Se a resposta for entrar, ainda falta escolher entre publicar no seu perfil ou dentro de uma comunidade, que são regimes de moderação diferentes: postar no perfil ou num subreddit.
Quando o Instagram ainda faz sentido
Em dois cenários, e nenhum é prospecção.
O primeiro é conferência. Você mandou a proposta, a pessoa buscou o nome da empresa e caiu no perfil.

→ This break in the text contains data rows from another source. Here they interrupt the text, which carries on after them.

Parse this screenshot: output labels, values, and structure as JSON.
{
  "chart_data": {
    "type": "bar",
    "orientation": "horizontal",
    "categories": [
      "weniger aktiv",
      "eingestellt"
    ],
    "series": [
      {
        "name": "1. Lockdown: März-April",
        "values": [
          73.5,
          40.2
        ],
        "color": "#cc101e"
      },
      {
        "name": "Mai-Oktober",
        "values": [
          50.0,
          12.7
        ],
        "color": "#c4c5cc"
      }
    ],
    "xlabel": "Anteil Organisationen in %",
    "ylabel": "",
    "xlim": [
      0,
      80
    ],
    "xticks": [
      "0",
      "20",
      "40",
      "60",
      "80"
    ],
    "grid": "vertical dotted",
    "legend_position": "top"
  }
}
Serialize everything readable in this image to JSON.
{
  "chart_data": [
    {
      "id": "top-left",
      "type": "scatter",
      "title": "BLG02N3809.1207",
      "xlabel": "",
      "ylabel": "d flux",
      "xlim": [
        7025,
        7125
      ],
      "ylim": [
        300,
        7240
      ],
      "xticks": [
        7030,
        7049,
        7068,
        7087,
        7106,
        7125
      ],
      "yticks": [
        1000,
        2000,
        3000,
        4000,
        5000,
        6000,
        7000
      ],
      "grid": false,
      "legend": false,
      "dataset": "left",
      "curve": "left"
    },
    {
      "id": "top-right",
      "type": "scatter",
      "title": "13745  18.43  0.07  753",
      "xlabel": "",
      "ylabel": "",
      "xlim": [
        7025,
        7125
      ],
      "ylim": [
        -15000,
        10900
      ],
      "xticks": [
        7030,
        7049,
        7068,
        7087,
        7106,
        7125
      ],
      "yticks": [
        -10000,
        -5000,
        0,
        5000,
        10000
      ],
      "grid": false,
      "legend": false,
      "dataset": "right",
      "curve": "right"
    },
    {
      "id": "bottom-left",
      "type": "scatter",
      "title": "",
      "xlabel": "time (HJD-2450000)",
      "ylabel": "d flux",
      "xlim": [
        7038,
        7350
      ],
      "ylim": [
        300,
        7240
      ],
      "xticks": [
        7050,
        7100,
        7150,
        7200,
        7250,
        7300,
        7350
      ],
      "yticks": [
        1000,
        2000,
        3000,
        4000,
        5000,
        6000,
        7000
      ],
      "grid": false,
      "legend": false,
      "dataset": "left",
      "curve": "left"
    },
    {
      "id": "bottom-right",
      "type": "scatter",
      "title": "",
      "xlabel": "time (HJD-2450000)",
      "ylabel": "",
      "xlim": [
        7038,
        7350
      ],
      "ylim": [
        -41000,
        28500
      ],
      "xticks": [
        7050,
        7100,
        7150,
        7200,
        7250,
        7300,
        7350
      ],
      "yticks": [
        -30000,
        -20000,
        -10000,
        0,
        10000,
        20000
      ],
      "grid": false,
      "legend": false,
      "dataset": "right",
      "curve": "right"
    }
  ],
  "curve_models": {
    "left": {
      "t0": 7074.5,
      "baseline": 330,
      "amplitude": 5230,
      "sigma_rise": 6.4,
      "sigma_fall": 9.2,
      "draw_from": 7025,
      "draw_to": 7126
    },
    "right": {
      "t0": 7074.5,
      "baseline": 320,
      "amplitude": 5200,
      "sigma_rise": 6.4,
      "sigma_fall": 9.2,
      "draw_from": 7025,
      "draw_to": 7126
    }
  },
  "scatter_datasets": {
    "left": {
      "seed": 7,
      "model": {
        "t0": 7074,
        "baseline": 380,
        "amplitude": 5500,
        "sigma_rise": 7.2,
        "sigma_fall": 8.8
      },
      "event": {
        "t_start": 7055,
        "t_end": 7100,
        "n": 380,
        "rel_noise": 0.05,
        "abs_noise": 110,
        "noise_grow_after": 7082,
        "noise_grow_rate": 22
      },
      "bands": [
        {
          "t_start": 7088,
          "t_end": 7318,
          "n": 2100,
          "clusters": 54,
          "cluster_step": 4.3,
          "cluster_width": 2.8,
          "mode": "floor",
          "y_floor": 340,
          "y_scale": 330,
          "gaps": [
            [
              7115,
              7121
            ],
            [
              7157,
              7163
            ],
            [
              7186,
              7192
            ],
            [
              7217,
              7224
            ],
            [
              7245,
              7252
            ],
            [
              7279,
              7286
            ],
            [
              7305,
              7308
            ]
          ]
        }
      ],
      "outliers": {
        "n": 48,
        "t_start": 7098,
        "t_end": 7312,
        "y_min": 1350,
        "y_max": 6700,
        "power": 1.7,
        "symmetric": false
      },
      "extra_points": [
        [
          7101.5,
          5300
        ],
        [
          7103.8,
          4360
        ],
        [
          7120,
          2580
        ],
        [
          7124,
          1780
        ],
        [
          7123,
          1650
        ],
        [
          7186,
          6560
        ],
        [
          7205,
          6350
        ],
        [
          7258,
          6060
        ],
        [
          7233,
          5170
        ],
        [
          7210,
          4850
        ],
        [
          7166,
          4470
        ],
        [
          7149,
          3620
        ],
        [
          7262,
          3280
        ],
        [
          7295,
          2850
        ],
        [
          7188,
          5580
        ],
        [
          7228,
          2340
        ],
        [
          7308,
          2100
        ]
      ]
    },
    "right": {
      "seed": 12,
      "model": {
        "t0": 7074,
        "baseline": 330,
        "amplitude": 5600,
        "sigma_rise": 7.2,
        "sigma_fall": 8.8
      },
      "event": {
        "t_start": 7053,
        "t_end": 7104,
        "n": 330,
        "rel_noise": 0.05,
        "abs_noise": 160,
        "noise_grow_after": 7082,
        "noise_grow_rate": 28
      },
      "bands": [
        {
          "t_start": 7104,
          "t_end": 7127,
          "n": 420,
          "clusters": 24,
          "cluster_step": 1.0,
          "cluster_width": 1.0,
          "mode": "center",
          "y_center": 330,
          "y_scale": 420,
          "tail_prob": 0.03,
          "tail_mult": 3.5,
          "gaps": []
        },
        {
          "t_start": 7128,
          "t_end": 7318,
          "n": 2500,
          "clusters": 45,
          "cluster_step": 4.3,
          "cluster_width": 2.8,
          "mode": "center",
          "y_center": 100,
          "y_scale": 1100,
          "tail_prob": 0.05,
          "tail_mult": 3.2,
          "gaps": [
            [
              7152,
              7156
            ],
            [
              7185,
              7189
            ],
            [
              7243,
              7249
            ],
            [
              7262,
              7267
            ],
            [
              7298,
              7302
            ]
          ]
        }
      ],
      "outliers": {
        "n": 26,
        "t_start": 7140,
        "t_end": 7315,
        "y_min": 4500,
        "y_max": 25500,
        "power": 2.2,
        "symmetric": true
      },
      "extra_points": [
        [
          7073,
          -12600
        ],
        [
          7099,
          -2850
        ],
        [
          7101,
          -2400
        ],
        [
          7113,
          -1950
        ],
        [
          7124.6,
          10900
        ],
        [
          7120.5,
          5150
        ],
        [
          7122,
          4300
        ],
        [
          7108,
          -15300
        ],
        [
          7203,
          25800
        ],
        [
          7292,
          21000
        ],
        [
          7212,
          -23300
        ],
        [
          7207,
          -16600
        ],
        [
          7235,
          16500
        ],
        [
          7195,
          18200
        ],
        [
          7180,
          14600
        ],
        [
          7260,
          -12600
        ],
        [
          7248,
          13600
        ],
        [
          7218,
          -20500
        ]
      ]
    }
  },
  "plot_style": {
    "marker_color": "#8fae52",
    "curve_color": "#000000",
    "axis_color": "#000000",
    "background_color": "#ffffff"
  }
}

O que ela vê ali confirma ou desmente a proposta, e ela avalia sempre a mesma lista, detalhada em perfil comercial e primeira impressão.
O segundo é quando o seu cliente é uma empresa pequena — salão, restaurante, loja de bairro, agência de dois sócios. Aí quem decide é uma pessoa só, que não abre LinkedIn e vive no Instagram. Tecnicamente é B2B; na prática, o comportamento de compra é de pessoa física.
O que nenhuma rede resolve
A decisão não acontece dentro de uma publicação. Ninguém aprova ordem de compra no comentário.
O que a rede faz é anterior e menor do que se vende por aí: deixar o seu nome conhecido antes de a necessidade aparecer, e sobreviver à conferência quando ela aparece. O que fecha é proposta, conversa, referência de quem já comprou e preço.
O limite, com clareza: conteúdo não encurta um ciclo de venda B2B por conta própria — ele muda quem está na sala quando o ciclo começa. Quem precisa de resultado com data marcada está falando de outro instrumento, e a diferença entre os dois caminhos está em anúncio ou conteúdo orgânico.
Escolher uma rede e sustentá-la vale mais que aparecer nas quatro sem profundidade em nenhuma.